Execute cPanel Update: Run the standard cPanel update script via the command line as root: /usr/local/cpanel/scripts/upcp. This will pull the latest security binaries.
Verify Version 11.136.1.7 or Higher: Ensure that after the update, your system reports version 11.136.1.7 or a more recent stable release (e.g., 11.137+).
Audit Active Sessions: Navigate to WHM > Security Center > show Active Sessions. Terminate any suspicious or unknown sessions that may have originated before the patch was applied.
Review Logs: Check /usr/local/cpanel/logs/access_log for unusual login patterns or unauthorized access to critical endpoints.
Consult Vendor Advisories: Refer to the official cPanel Security Update 04-28-2026 for version-specific instructions for legacy tiers.

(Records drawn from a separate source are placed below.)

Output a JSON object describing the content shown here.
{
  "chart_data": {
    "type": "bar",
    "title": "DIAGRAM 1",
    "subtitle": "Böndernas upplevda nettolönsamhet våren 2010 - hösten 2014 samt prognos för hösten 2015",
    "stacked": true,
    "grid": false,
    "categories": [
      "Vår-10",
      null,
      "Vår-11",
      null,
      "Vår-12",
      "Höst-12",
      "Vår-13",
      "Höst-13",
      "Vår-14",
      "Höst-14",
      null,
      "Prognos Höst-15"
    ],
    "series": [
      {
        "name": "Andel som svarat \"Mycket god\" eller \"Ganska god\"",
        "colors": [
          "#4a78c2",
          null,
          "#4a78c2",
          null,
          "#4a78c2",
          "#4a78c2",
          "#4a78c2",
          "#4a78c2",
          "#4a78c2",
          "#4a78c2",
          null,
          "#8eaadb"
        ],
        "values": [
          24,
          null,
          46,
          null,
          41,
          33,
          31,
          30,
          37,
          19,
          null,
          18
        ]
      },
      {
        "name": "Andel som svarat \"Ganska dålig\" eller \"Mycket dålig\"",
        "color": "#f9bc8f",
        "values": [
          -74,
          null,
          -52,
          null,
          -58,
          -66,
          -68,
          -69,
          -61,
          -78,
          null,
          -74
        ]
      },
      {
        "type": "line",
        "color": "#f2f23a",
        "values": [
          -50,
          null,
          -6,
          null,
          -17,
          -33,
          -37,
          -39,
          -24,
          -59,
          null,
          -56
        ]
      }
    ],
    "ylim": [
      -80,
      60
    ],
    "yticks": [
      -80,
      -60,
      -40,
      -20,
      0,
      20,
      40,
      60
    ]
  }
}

Security Best Practices for Control Panel Hardening
Beyond patching CVE-2026-41940, organizations should adopt a defense-in-depth strategy to mitigate future authentication bypass risks:
Implement IP Whitelisting for WHM: Restrict access to the WebHost Manager interface (port 2087) to known, trusted IP addresses using the host's firewall or the cPanel Host Access Control feature.
Enforce Two-Factor Authentication (2FA): While 2FA might be bypassed in a direct authentication flow flaw, it adds a critical layer of defense against credential stuffing and other common attack vectors that often precede deep exploitation.
Disable Unused Services: Turn off any cPanel or WHM features and ports that are not strictly necessary for your business operations to reduce the overall attack surface.
Enable Automatic Updates: Configure cPanel to automatically apply 'Security Fixes' and 'Minor Version' updates. This ensures that critical patches like the one for CVE-2026-41940 are applied with minimal delay.
Centralized Logging and Alerting: Forward cPanel security logs to a SIEM (Security Information and Event Management) system to detect anomalous login behavior in real-time.
Regular Backup Audits: Maintain off-site, immutable backups. In the event of a successful authentication bypass leading to ransomware, having a clean, isolated backup is the only guarantee of recovery.
Principle of Least Privilege: Avoid using the 'root' account for daily tasks; use specific WHM reseller accounts with restricted permissions where possible.